I just wanted to let you know that I've started a new blog called, "Sahmbie Chronicles." You can visit by going HERE.
What is a "sahmbie" you ask? Well, I came up with that word one day while I was out driving and reflecting on how I felt inside...dead, no energy, uninterested, lifeless...like a zombie. I was thinking that as a stay-at-home-mom (SAHM) , I should really be feeling happy, energetic and alive because being able to stay home with my baby is a gift and all the time I have at home could be used to do all the things I've always wanted to do...like make me a better person.
Anyway, the word "sahmbie" popped into my head and it perfectly described how I felt...like a mom zombie! That was 5 or 6 months ago. I haven't done anything to get out of "sahmbie" mode, but that's all about to change.
My new blog will be my online journal that chronicles my (hopeful) transformation from a "sahmbie" to the woman I want to be...that Proverbs 31 woman...now you know she aint no "sahmbie!"

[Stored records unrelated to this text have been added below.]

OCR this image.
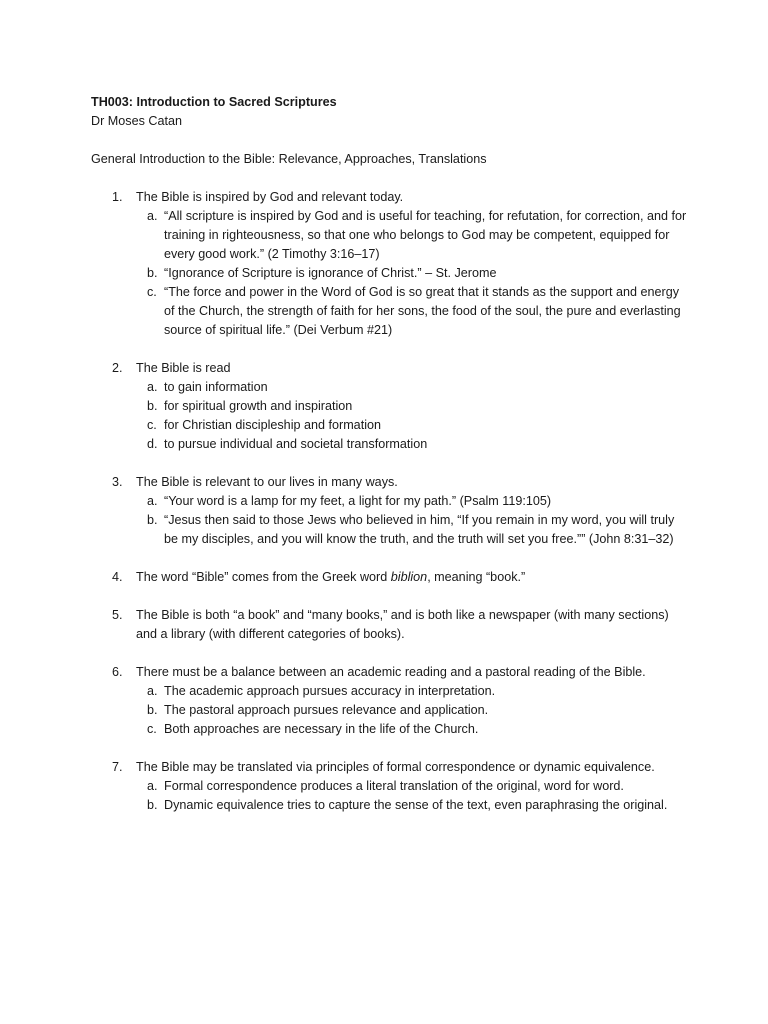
TH003: Introduction to Sacred Scriptures

Dr Moses Catan

General Introduction to the Bible: Relevance, Approaches, Translations

1. The Bible is inspired by God and relevant today.
a. “All scripture is inspired by God and is useful for teaching, for refutation, for correction, and for training in righteousness, so that one who belongs to God may be competent, equipped for every good work.” (2 Timothy 3:16–17)
b. “Ignorance of Scripture is ignorance of Christ.” – St. Jerome
c. “The force and power in the Word of God is so great that it stands as the support and energy of the Church, the strength of faith for her sons, the food of the soul, the pure and everlasting source of spiritual life.” (Dei Verbum #21)
2. The Bible is read
a. to gain information
b. for spiritual growth and inspiration
c. for Christian discipleship and formation
d. to pursue individual and societal transformation
3. The Bible is relevant to our lives in many ways.
a. “Your word is a lamp for my feet, a light for my path.” (Psalm 119:105)
b. “Jesus then said to those Jews who believed in him, “If you remain in my word, you will truly be my disciples, and you will know the truth, and the truth will set you free.”” (John 8:31–32)
4. The word “Bible” comes from the Greek word biblion, meaning “book.”
5. The Bible is both “a book” and “many books,” and is both like a newspaper (with many sections) and a library (with different categories of books).
6. There must be a balance between an academic reading and a pastoral reading of the Bible.
a. The academic approach pursues accuracy in interpretation.
b. The pastoral approach pursues relevance and application.
c. Both approaches are necessary in the life of the Church.
7. The Bible may be translated via principles of formal correspondence or dynamic equivalence.
a. Formal correspondence produces a literal translation of the original, word for word.
b. Dynamic equivalence tries to capture the sense of the text, even paraphrasing the original.
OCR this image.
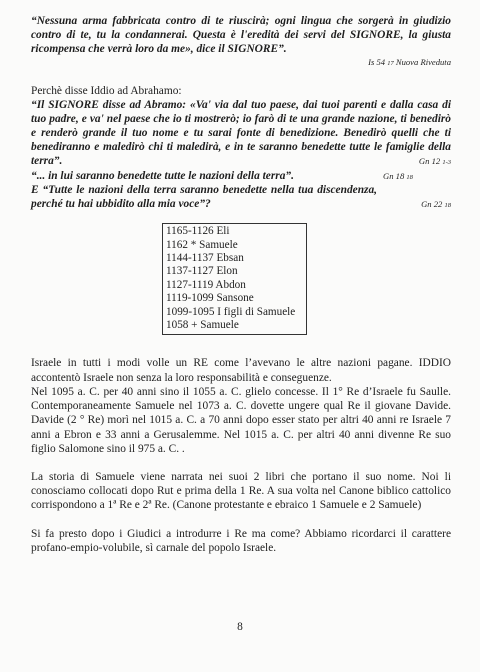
“Nessuna arma fabbricata contro di te riuscirà; ogni lingua che sorgerà in giudizio contro di te, tu la condannerai. Questa è l'eredità dei servi del SIGNORE, la giusta ricompensa che verrà loro da me», dice il SIGNORE”.

Is 54 17 Nuova Riveduta

Perchè disse Iddio ad Abrahamo:

“Il SIGNORE disse ad Abramo: «Va' via dal tuo paese, dai tuoi parenti e dalla casa di tuo padre, e va' nel paese che io ti mostrerò; io farò di te una grande nazione, ti benedirò e renderò grande il tuo nome e tu sarai fonte di benedizione. Benedirò quelli che ti benediranno e maledirò chi ti maledirà, e in te saranno benedette tutte le famiglie della terra”.	Gn 12 1-3

“... in lui saranno benedette tutte le nazioni della terra”.	Gn 18 18

E “Tutte le nazioni della terra saranno benedette nella tua discendenza, perché tu hai ubbidito alla mia voce”?	Gn 22 18

1165-1126 Eli
1162 * Samuele
1144-1137 Ebsan
1137-1127 Elon
1127-1119 Abdon
1119-1099 Sansone
1099-1095 I figli di Samuele
1058 + Samuele

Israele in tutti i modi volle un RE come l’avevano le altre nazioni pagane. IDDIO accontentò Israele non senza la loro responsabilità e conseguenze.

Nel 1095 a. C. per 40 anni sino il 1055 a. C. glielo concesse. Il 1° Re d’Israele fu Saulle. Contemporaneamente Samuele nel 1073 a. C. dovette ungere qual Re il giovane Davide. Davide (2 ° Re) morì nel 1015 a. C. a 70 anni dopo esser stato per altri 40 anni re Israele 7 anni a Ebron e 33 anni a Gerusalemme. Nel 1015 a. C. per altri 40 anni divenne Re suo figlio Salomone sino il 975 a. C. .

La storia di Samuele viene narrata nei suoi 2 libri che portano il suo nome. Noi li conosciamo collocati dopo Rut e prima della 1 Re. A sua volta nel Canone biblico cattolico corrispondono a 1ª Re e 2ª Re. (Canone protestante e ebraico 1 Samuele e 2 Samuele)

Si fa presto dopo i Giudici a introdurre i Re ma come? Abbiamo ricordarci il carattere profano-empio-volubile, sì carnale del popolo Israele.

8
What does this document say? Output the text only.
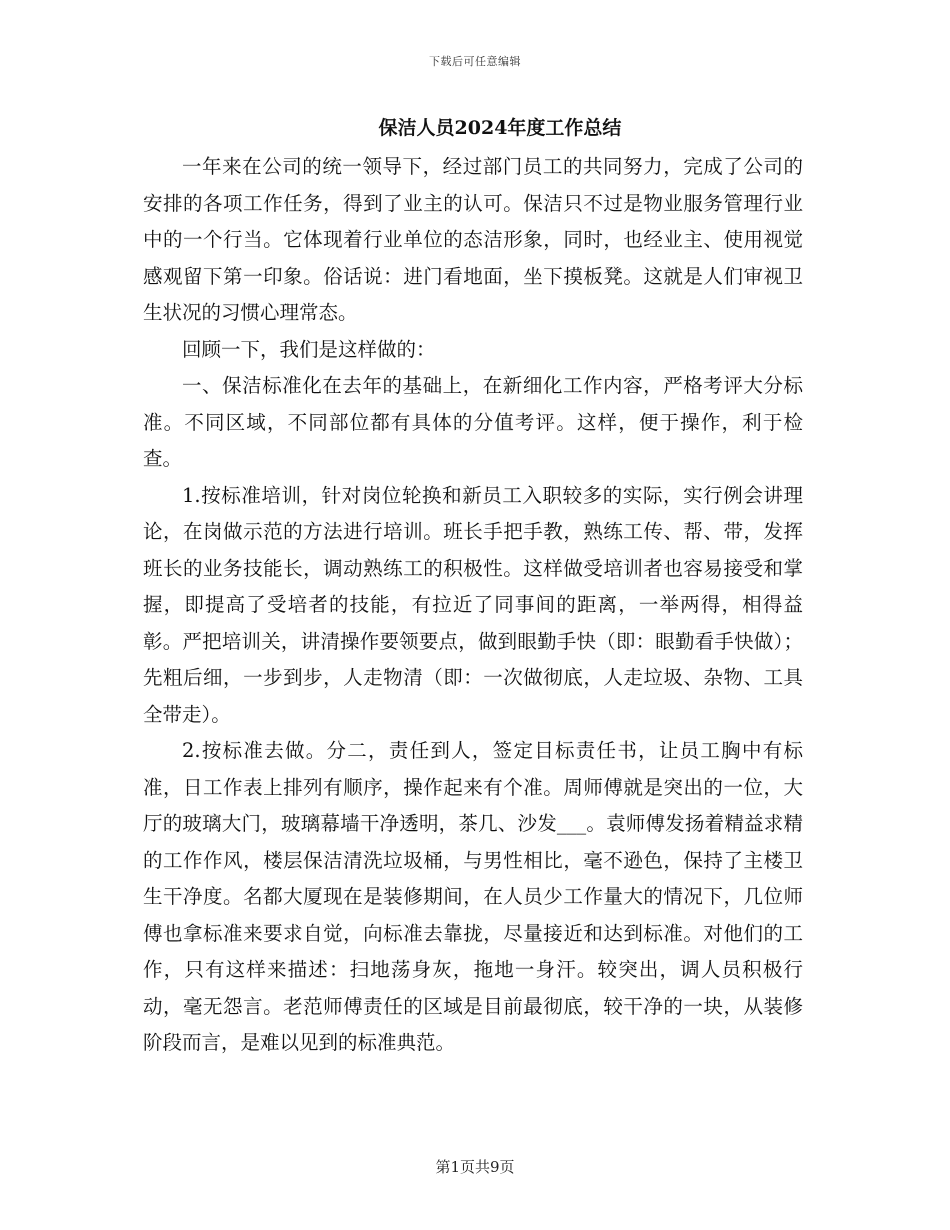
下载后可任意编辑
保洁人员2024年度工作总结

一年来在公司的统一领导下，经过部门员工的共同努力，完成了公司的安排的各项工作任务，得到了业主的认可。保洁只不过是物业服务管理行业中的一个行当。它体现着行业单位的态洁形象，同时，也经业主、使用视觉感观留下第一印象。俗话说：进门看地面，坐下摸板凳。这就是人们审视卫生状况的习惯心理常态。

回顾一下，我们是这样做的：

一、保洁标准化在去年的基础上，在新细化工作内容，严格考评大分标准。不同区域，不同部位都有具体的分值考评。这样，便于操作，利于检查。

1.按标准培训，针对岗位轮换和新员工入职较多的实际，实行例会讲理论，在岗做示范的方法进行培训。班长手把手教，熟练工传、帮、带，发挥班长的业务技能长，调动熟练工的积极性。这样做受培训者也容易接受和掌握，即提高了受培者的技能，有拉近了同事间的距离，一举两得，相得益彰。严把培训关，讲清操作要领要点，做到眼勤手快（即：眼勤看手快做）；先粗后细，一步到步，人走物清（即：一次做彻底，人走垃圾、杂物、工具全带走）。

2.按标准去做。分二，责任到人，签定目标责任书，让员工胸中有标准，日工作表上排列有顺序，操作起来有个准。周师傅就是突出的一位，大厅的玻璃大门，玻璃幕墙干净透明，茶几、沙发___。袁师傅发扬着精益求精的工作作风，楼层保洁清洗垃圾桶，与男性相比，毫不逊色，保持了主楼卫生干净度。名都大厦现在是装修期间，在人员少工作量大的情况下，几位师傅也拿标准来要求自觉，向标准去靠拢，尽量接近和达到标准。对他们的工作，只有这样来描述：扫地荡身灰，拖地一身汗。较突出，调人员积极行动，毫无怨言。老范师傅责任的区域是目前最彻底，较干净的一块，从装修阶段而言，是难以见到的标准典范。

第1页共9页
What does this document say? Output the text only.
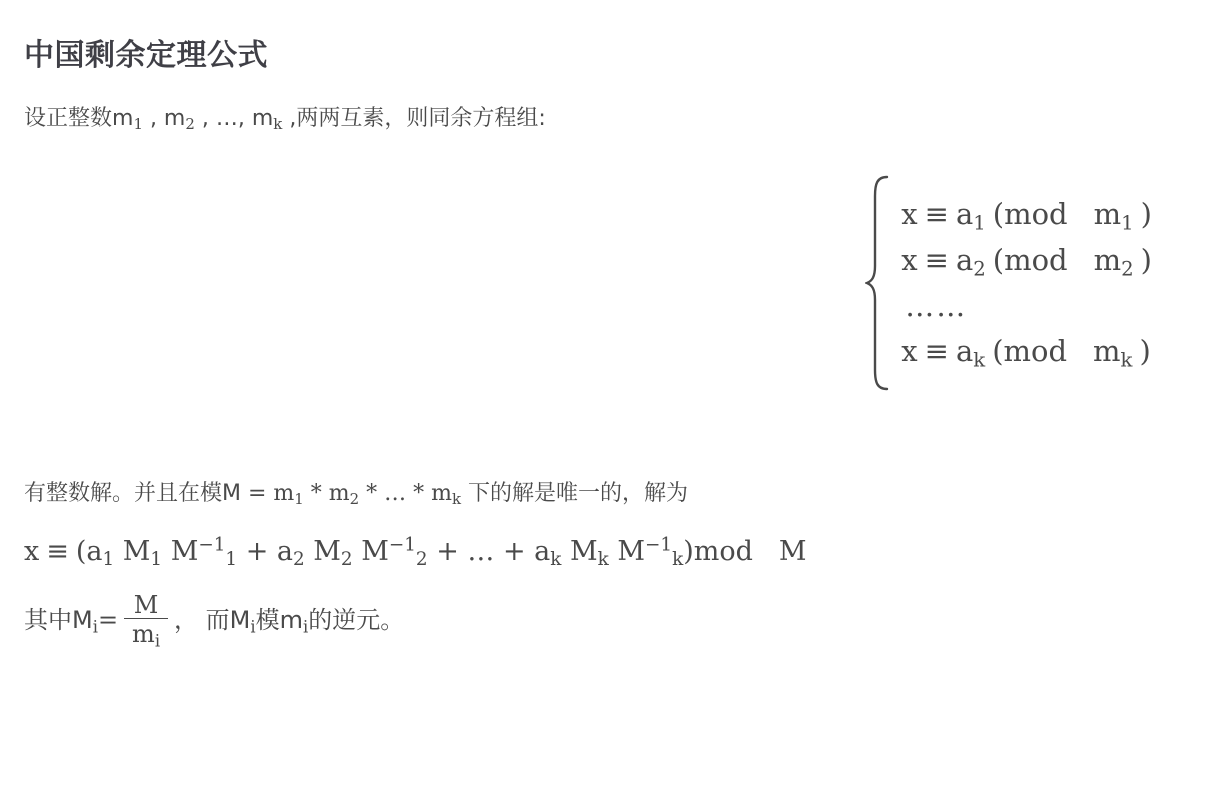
中国剩余定理公式

设正整数$m_1$ , $m_2$ , …, $m_k$ ,两两互素，则同余方程组:

$x \equiv a_1$ (mod $m_1$ )
$x \equiv a_2$ (mod $m_2$ )
……
$x \equiv a_k$ (mod $m_k$ )
有整数解。并且在模$M = m_1 * m_2$ * … * $m_k$ 下的解是唯一的，解为
$x \equiv (a_1$ $M_1$ $M^{-1}_1 + a_2$ $M_2$ $M^{-1}_2$ + … + $a_k$ $M_k$ $M^{-1}_k)mod$ M
其中M $_i = \frac{M}{m_i}$ ， 而M $_i$ 模m $_i$ 的逆元。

I'm setting a lot of goals, long term and short term and am giving myself a year to do all this...starting Jan 1. Yes, it may just sound like another attempt at a new year's resolution, quite honestly I've been thinking the same thing. But by writing the blog, I figure I'll be more accountable...will ya'll help keep me accountable? Truthfully, I don't think I can take another failure. I've tried to change so many times, but just feel like I hit a brick wall every time. But I really can't live like this anymore...writing about it in this blog is my last ditch effort.
Please go on over there and read more. Today's post (the first one) is all about the ugly truth. I have to get honest if I ever want to change, right? Even if it is really scary.
And if you feel so inclined, please follow me. It will be easier for me to be accountable if I know folks are actually keeping up with me.
As for "Happily Home," I will continue to blog about my family, my home, and all the other random stuff I talk about...it's not going anywhere.